The pan-European train ticketing platform issued full year results this morning which painted a picture of strong growth but a more cautious outlook. Net ticket sales were 7% higher, revenues added 2% and the company sees the expansion of competing rail operators in Europe as being a key driver, including achieving break even of the continental consumer division. However there’s concern that the ongoing situation in the Middle East could limit demand and the outlook for FY27 is for headline prints to be largely similar, although a modest uptick in EBITDA as a percentage of ticket sales is expected to be seen. The Trainline share price fell more than 6% in early trade.

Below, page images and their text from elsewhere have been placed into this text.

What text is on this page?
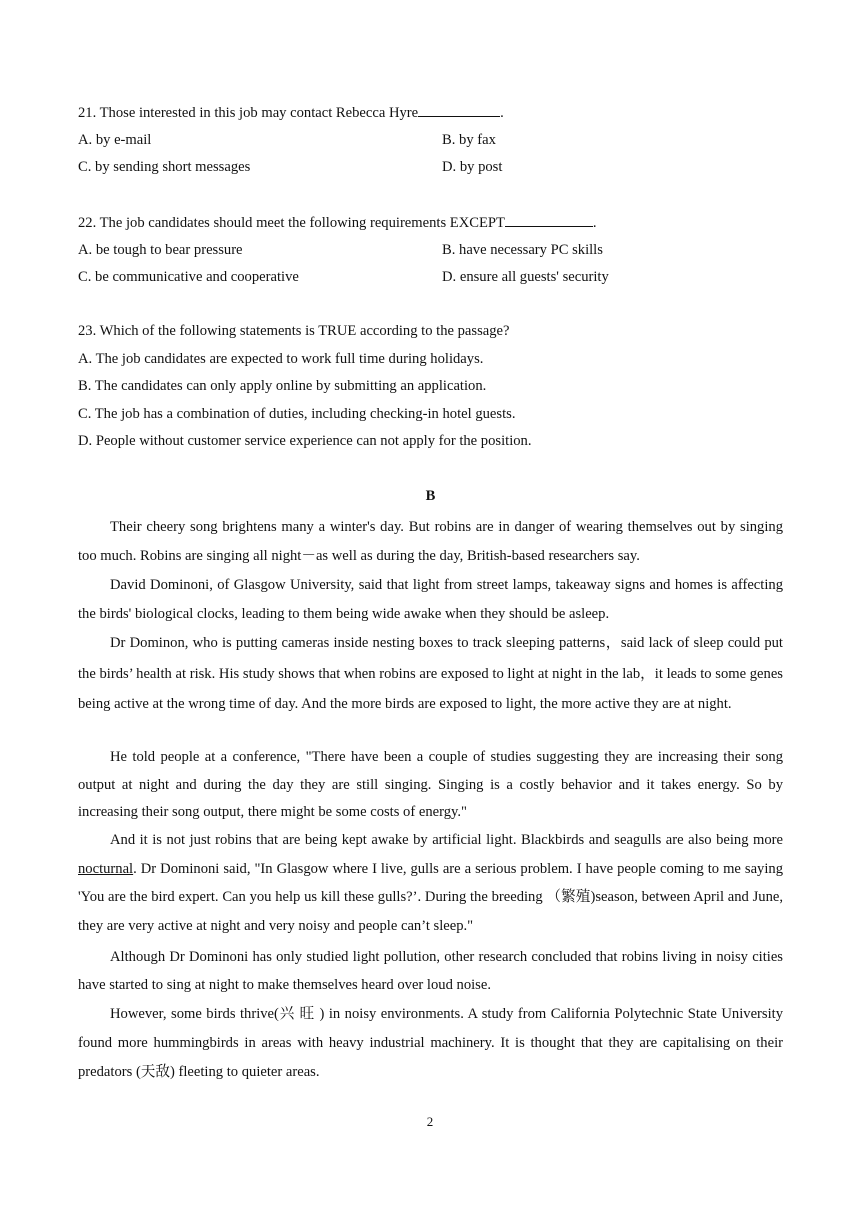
21. Those interested in this job may contact Rebecca Hyre	.
A. by e-mail	B. by fax
C. by sending short messages	D. by post
22. The job candidates should meet the following requirements EXCEPT	.
A. be tough to bear pressure	B. have necessary PC skills
C. be communicative and cooperative	D. ensure all guests' security
23. Which of the following statements is TRUE according to the passage?
A. The job candidates are expected to work full time during holidays.
B. The candidates can only apply online by submitting an application.
C. The job has a combination of duties, including checking-in hotel guests.
D. People without customer service experience can not apply for the position.
B
Their cheery song brightens many a winter's day. But robins are in danger of wearing themselves out by singing too much. Robins are singing all night－as well as during the day, British-based researchers say.
David Dominoni, of Glasgow University, said that light from street lamps, takeaway signs and homes is affecting the birds' biological clocks, leading to them being wide awake when they should be asleep.
Dr Dominon, who is putting cameras inside nesting boxes to track sleeping patterns，said lack of sleep could put the birds’ health at risk. His study shows that when robins are exposed to light at night in the lab，it leads to some genes being active at the wrong time of day. And the more birds are exposed to light, the more active they are at night.
He told people at a conference, "There have been a couple of studies suggesting they are increasing their song output at night and during the day they are still singing. Singing is a costly behavior and it takes energy. So by increasing their song output, there might be some costs of energy."
And it is not just robins that are being kept awake by artificial light. Blackbirds and seagulls are also being more nocturnal. Dr Dominoni said, "In Glasgow where I live, gulls are a serious problem. I have people coming to me saying 'You are the bird expert. Can you help us kill these gulls?’. During the breeding （繁殖)season, between April and June, they are very active at night and very noisy and people can’t sleep."
Although Dr Dominoni has only studied light pollution, other research concluded that robins living in noisy cities have started to sing at night to make themselves heard over loud noise.
However, some birds thrive(兴 旺 ) in noisy environments. A study from California Polytechnic State University found more hummingbirds in areas with heavy industrial machinery. It is thought that they are capitalising on their predators (天敌) fleeting to quieter areas.
2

Brewer and distiller Diageo published its Q3 trading statement this morning with the company posting growth in most territories although weakness was seen in North America. Markets had been expecting to see revenues off by 2.3% but the company posted a 0.3% uptick, with many seeing this as an early win for the new CEO. Increased stockpiling by distributors ahead of the World Cup is cited in the note as a factor but regardless of the success posted, the full year outlook remains unchanged. The Diageo share price was 4% higher shortly after the open.

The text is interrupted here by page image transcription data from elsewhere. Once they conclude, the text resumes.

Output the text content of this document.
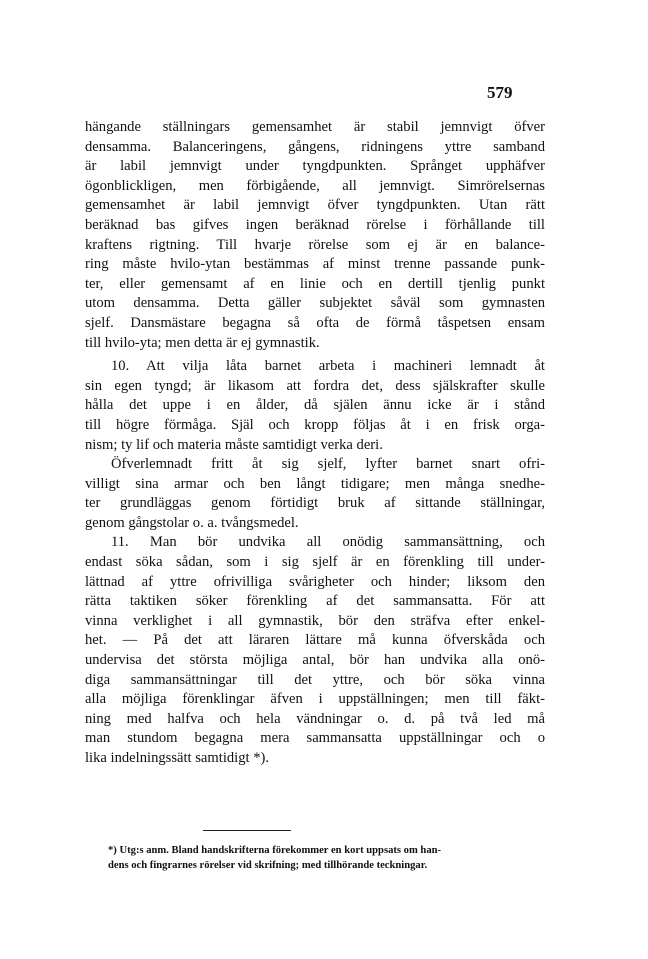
579

hängande ställningars gemensamhet är stabil jemnvigt öfver
densamma. Balanceringens, gångens, ridningens yttre samband
är labil jemnvigt under tyngdpunkten. Språnget upphäfver
ögonblickligen, men förbigående, all jemnvigt. Simrörelsernas
gemensamhet är labil jemnvigt öfver tyngdpunkten. Utan rätt
beräknad bas gifves ingen beräknad rörelse i förhållande till
kraftens rigtning. Till hvarje rörelse som ej är en balance-
ring måste hvilo-ytan bestämmas af minst trenne passande punk-
ter, eller gemensamt af en linie och en dertill tjenlig punkt
utom densamma. Detta gäller subjektet såväl som gymnasten
sjelf. Dansmästare begagna så ofta de förmå tåspetsen ensam
till hvilo-yta; men detta är ej gymnastik.

10. Att vilja låta barnet arbeta i machineri lemnadt åt
sin egen tyngd; är likasom att fordra det, dess själskrafter skulle
hålla det uppe i en ålder, då själen ännu icke är i stånd
till högre förmåga. Själ och kropp följas åt i en frisk orga-
nism; ty lif och materia måste samtidigt verka deri.
Öfverlemnadt fritt åt sig sjelf, lyfter barnet snart ofri-
villigt sina armar och ben långt tidigare; men många snedhe-
ter grundläggas genom förtidigt bruk af sittande ställningar,
genom gångstolar o. a. tvångsmedel.

11. Man bör undvika all onödig sammansättning, och
endast söka sådan, som i sig sjelf är en förenkling till under-
lättnad af yttre ofrivilliga svårigheter och hinder; liksom den
rätta taktiken söker förenkling af det sammansatta. För att
vinna verklighet i all gymnastik, bör den sträfva efter enkel-
het. — På det att läraren lättare må kunna öfverskåda och
undervisa det största möjliga antal, bör han undvika alla onö-
diga sammansättningar till det yttre, och bör söka vinna
alla möjliga förenklingar äfven i uppställningen; men till fäkt-
ning med halfva och hela vändningar o. d. på två led må
man stundom begagna mera sammansatta uppställningar och o
lika indelningssätt samtidigt *).

*) Utg:s anm. Bland handskrifterna förekommer en kort uppsats om han-
dens och fingrarnes rörelser vid skrifning; med tillhörande teckningar.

Publishing group Reach issued a Q1 trading update this morning, noting a negative impact from the continued disruption in search and referral volumes, continuing a pattern the company first flagged last summer. Group revenues fell by 6.9% and whilst on-platform audiences are showing signs of stabilising, caution continues in terms of digital revenues. Full year guidance remains on track and cost saving measures are in play but the Reach share price was still 8% lower by 8.45am.